In 15 Minuten einsatzbereit

Eine neue Anwendung von Copal ist der C2-Entlader, eine mobile Handlingslösung. Die Entlader sind innerhalb von 15 Minuten einsatzbereit und können zum Entladen von Säcken sowohl im Innen- als auch im Außenbereich an mehreren Standorten aufgestellt werden. Lediglich ein Bediener überwacht den Betrieb mit Kameras und nimmt von seiner Kabine aus über einen Touchscreen per Joystick kleine Korrekturen vor. 

Mit dem so genannten Spider Gripper können Jutesäcke mit Nüssen, Kaffee oder Kakao mit einer Masse bis 100 Kilogramm angehoben und um 360 Grad gedreht werden. Ein Motion-Controller sorgt für die automatische Positionierung des Greifers. Mithilfe der Software werden die Säcke gescannt und die Reihenfolge der Entladung bestimmt. Der Greifer ist mit einem flexiblen Mechanismus mit mehreren Dreh- und Kipppunkten ausgestattet. Er greift die Säcke mit Nadeln und versetzt sie in einer fließenden Bewegung. Dank dieser reibungslosen Maschinenbewegungen kann die Arbeit schneller erledigt werden. So steigt die Produktivität ohne physische Anstrengungen des Bedieners. Auch Säcke, die beispielsweise diagonal übereinanderliegen, können aufgenommen und gerade auf ein Förderband abgelegt werden. Ein Roboter-Palettierer stapelt die Säcke dann in verschiedenen Mustern bis auf zwei Meter Höhe. Optional kann der Feuchtigkeitsgrad der Säcke durch Sensoren geprüft und Stichproben entnommen werden.

Für den Entlader wurde eine spezielle Software entwickelt, die monotone Handlungen weitgehend automatisiert. Um den Mast zu steuern, kommt die Software Movikit Hydraulic Controller zum Einsatz. © SEW

Die Systeme von Copal sind komplex. Entsprechende Anforderungen gelten für die Antriebs- und Steuerungstechnik. Auf der Suche nach einem geeigneten Lieferanten wandte sich das Unternehmen an SEW-Eurodrive. Chefingenieur Versteeg: „Für uns war es wichtig, einen Lieferanten mit weltweiter Präsenz zu finden, der bei Ausfällen innerhalb weniger Stunden reagieren kann“. Copal wollte seinen eigenen Serviceaufwand optimieren und achtete bei der Lieferantenwahl auf moderne Servicefähigkeit, wie vorausschauende Instandhaltung und Ferndiagnose.
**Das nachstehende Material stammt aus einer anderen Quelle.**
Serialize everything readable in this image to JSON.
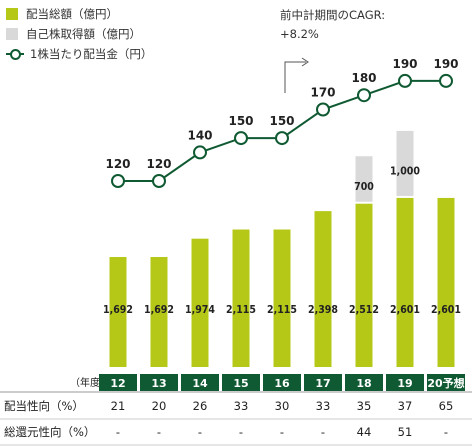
{
  "legend": {
    "total_dividend": "配当総額（億円）",
    "buyback": "自己株取得額（億円）",
    "dps": "1株当たり配当金（円）"
  },
  "annotation": {
    "line1": "前中計期間のCAGR:",
    "line2": "+8.2%"
  },
  "year_unit": "（年度）",
  "rows": [
    {
      "label": "配当性向（%）",
      "values": [
        "21",
        "20",
        "26",
        "33",
        "30",
        "33",
        "35",
        "37",
        "65"
      ]
    },
    {
      "label": "総還元性向（%）",
      "values": [
        "-",
        "-",
        "-",
        "-",
        "-",
        "-",
        "44",
        "51",
        "-"
      ]
    }
  ],
  "colors": {
    "dividend_bar": "#b5c817",
    "buyback_bar": "#d9d9d9",
    "line": "#0f5a32",
    "year_box": "#0f5a32"
  },
  "chart_data": {
    "type": "bar",
    "categories": [
      "12",
      "13",
      "14",
      "15",
      "16",
      "17",
      "18",
      "19",
      "20予想"
    ],
    "series": [
      {
        "name": "配当総額（億円）",
        "values": [
          1692,
          1692,
          1974,
          2115,
          2115,
          2398,
          2512,
          2601,
          2601
        ],
        "labels": [
          "1,692",
          "1,692",
          "1,974",
          "2,115",
          "2,115",
          "2,398",
          "2,512",
          "2,601",
          "2,601"
        ]
      },
      {
        "name": "自己株取得額（億円）",
        "values": [
          0,
          0,
          0,
          0,
          0,
          0,
          700,
          1000,
          0
        ],
        "labels": [
          "",
          "",
          "",
          "",
          "",
          "",
          "700",
          "1,000",
          ""
        ]
      },
      {
        "name": "1株当たり配当金（円）",
        "type": "line",
        "values": [
          120,
          120,
          140,
          150,
          150,
          170,
          180,
          190,
          190
        ]
      }
    ]
  }
}
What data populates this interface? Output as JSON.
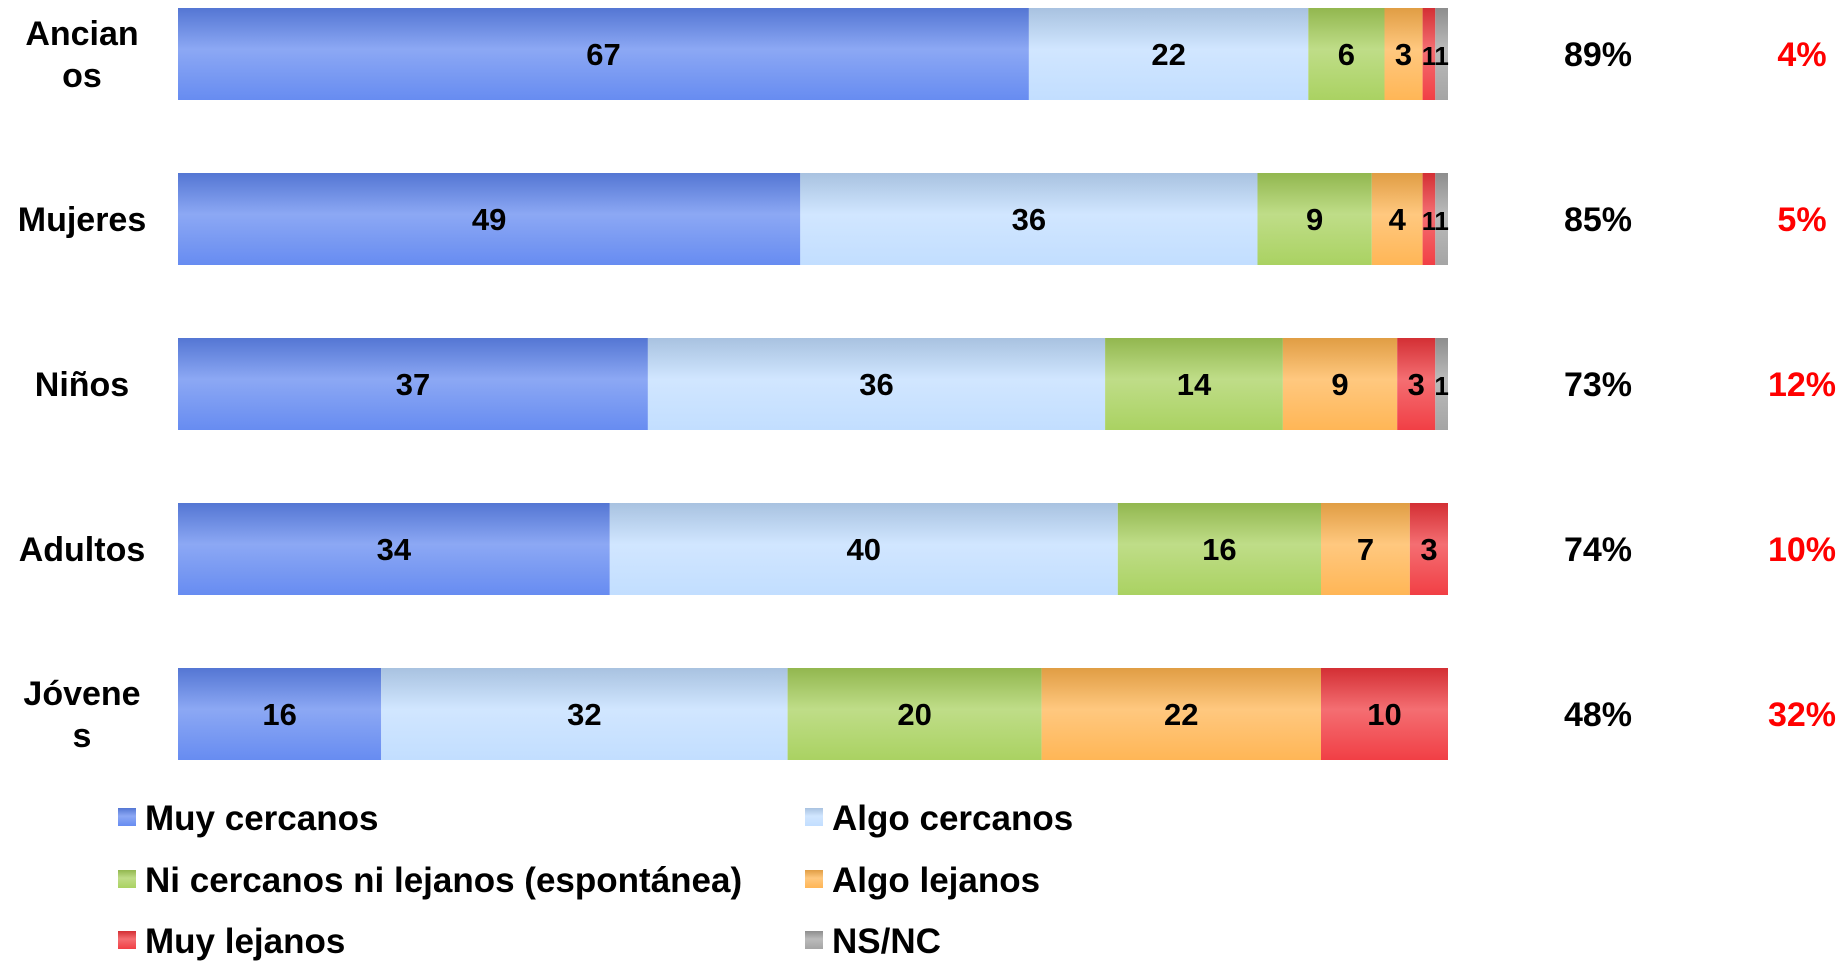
{
  "chart_data": {
    "type": "bar",
    "orientation": "horizontal",
    "stacked": true,
    "categories": [
      "Ancianos",
      "Mujeres",
      "Niños",
      "Adultos",
      "Jóvenes"
    ],
    "category_display": [
      [
        "Ancian",
        "os"
      ],
      [
        "Mujeres"
      ],
      [
        "Niños"
      ],
      [
        "Adultos"
      ],
      [
        "Jóvene",
        "s"
      ]
    ],
    "series": [
      {
        "name": "Muy cercanos",
        "color": "#5f86f0",
        "values": [
          67,
          49,
          37,
          34,
          16
        ]
      },
      {
        "name": "Algo cercanos",
        "color": "#bfdcff",
        "values": [
          22,
          36,
          36,
          40,
          32
        ]
      },
      {
        "name": "Ni cercanos ni lejanos (espontánea)",
        "color": "#a6d05a",
        "values": [
          6,
          9,
          14,
          16,
          20
        ]
      },
      {
        "name": "Algo lejanos",
        "color": "#ffb24d",
        "values": [
          3,
          4,
          9,
          7,
          22
        ]
      },
      {
        "name": "Muy lejanos",
        "color": "#f0353b",
        "values": [
          1,
          1,
          3,
          3,
          10
        ]
      },
      {
        "name": "NS/NC",
        "color": "#a0a0a0",
        "values": [
          1,
          1,
          1,
          0,
          0
        ]
      }
    ],
    "close_totals": [
      "89%",
      "85%",
      "73%",
      "74%",
      "48%"
    ],
    "far_totals": [
      "4%",
      "5%",
      "12%",
      "10%",
      "32%"
    ],
    "xlim": [
      0,
      100
    ],
    "grid": false,
    "legend_position": "bottom"
  }
}
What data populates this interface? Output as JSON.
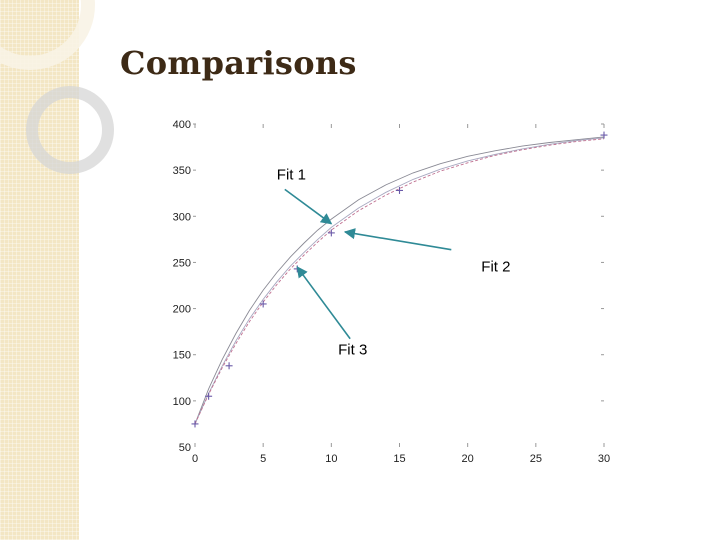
{
  "slide": {
    "title": "Comparisons"
  },
  "chart_data": {
    "type": "line",
    "title": "",
    "xlabel": "",
    "ylabel": "",
    "xlim": [
      0,
      30
    ],
    "ylim": [
      50,
      400
    ],
    "x_ticks": [
      0,
      5,
      10,
      15,
      20,
      25,
      30
    ],
    "y_ticks": [
      50,
      100,
      150,
      200,
      250,
      300,
      350,
      400
    ],
    "grid": false,
    "series": [
      {
        "color": "#8a8a95",
        "x": [
          0,
          1,
          2,
          3,
          4,
          5,
          6,
          7,
          8,
          9,
          10,
          12,
          14,
          16,
          18,
          20,
          22,
          24,
          26,
          28,
          30
        ],
        "y": [
          75,
          113,
          145,
          173,
          198,
          220,
          239,
          256,
          271,
          285,
          297,
          318,
          334,
          347,
          357,
          365,
          371,
          376,
          380,
          383,
          386
        ]
      },
      {
        "color": "#a8a8c0",
        "x": [
          0,
          1,
          2,
          3,
          4,
          5,
          6,
          7,
          8,
          9,
          10,
          12,
          14,
          16,
          18,
          20,
          22,
          24,
          26,
          28,
          30
        ],
        "y": [
          75,
          108,
          138,
          165,
          189,
          210,
          229,
          246,
          261,
          275,
          288,
          309,
          326,
          340,
          351,
          360,
          367,
          373,
          378,
          382,
          385
        ]
      },
      {
        "color": "#c07090",
        "x": [
          0,
          1,
          2,
          3,
          4,
          5,
          6,
          7,
          8,
          9,
          10,
          12,
          14,
          16,
          18,
          20,
          22,
          24,
          26,
          28,
          30
        ],
        "y": [
          75,
          107,
          136,
          162,
          186,
          207,
          226,
          243,
          258,
          272,
          285,
          306,
          323,
          337,
          349,
          358,
          366,
          372,
          377,
          381,
          384
        ]
      }
    ],
    "markers": {
      "symbol": "+",
      "color": "#6a5aa8",
      "x": [
        0,
        1,
        2.5,
        5,
        7.5,
        10,
        15,
        30
      ],
      "y": [
        75,
        105,
        138,
        205,
        243,
        282,
        328,
        388
      ]
    },
    "annotations": [
      {
        "text": "Fit 1",
        "x": 6,
        "y": 340,
        "arrow_to": [
          10,
          292
        ]
      },
      {
        "text": "Fit 2",
        "x": 21,
        "y": 240,
        "arrow_to": [
          11,
          283
        ]
      },
      {
        "text": "Fit 3",
        "x": 10.5,
        "y": 150,
        "arrow_to": [
          7.5,
          245
        ]
      }
    ]
  }
}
Hinzu kommt, dass SEW von der Programmerstellung bis zum Austausch von defekten Teilen auch vor Ort zur Verfügung steht. „Wir sind der Ansicht, dass die Verantwortung über den gesamten Lebenszyklus betrachtet auf mehrere Schultern verteilt werden muss“, begründet Direktor Grasmeijer die Entscheidung.

Motion-Controller steuert Kinematik

SEW unterstützte Copal bei der Berechnung des kinematischen Modells. Es beschreibt alle erforderlichen Bewegungen. Im Wesentlichen gibt es vier Bewegungen, die einem sogenannten LRRL-Muster folgen (linear-rotierend-rotierend-linear). Drei dieser vier Bewegungen (X-Achse horizontal, Parallelarm und Hubsäule) erfolgen über elektrisch angetriebene Achsen. Die vierte Achse, Hubsäule linear, wird hydraulisch gesteuert, ist aber in das Bewegungsmodell integriert und wird durch einen Motion-Controller von SEW gesteuert. Dabei handelt es sich um den Typ Movi-C UHX84. 

Benedikt Geib erläutert: „Er ist das Herz der Steuerung des kinematischen Modells, das die erforderlichen Wege berechnet. Die Bewegungsachsen werden über Ethercat gesteuert und jede Millisekunde mit neuen Positionsdaten versorgt. Insgesamt gibt es sechs Achsmodule für zehn Servomotoren. Die Zylinder der hydraulischen Hubsäule werden per Ethercat-Remote-IO von SEW gesteuert.“

Eingeschränkte Bewegungsfreiheit

Eine Herausforderung bei der Auslegung und dem Bau des Robotersystems besteht in der eingeschränkten Bewegungsfreiheit, sodass ein herkömmlicher Industrieroboter keine Option war. Aus diesem Grund erhielt die modulare Automatisierungsplattform Movi-C den Vorzug. Sie umfasst die Engineering-Software, Steuerungstechnik, Motoren sowie zentrale und dezentrale Umrichter. Die Movi-C-Doppelachsenmodule können zwei Motoren steuern und bauen sehr kompakt. 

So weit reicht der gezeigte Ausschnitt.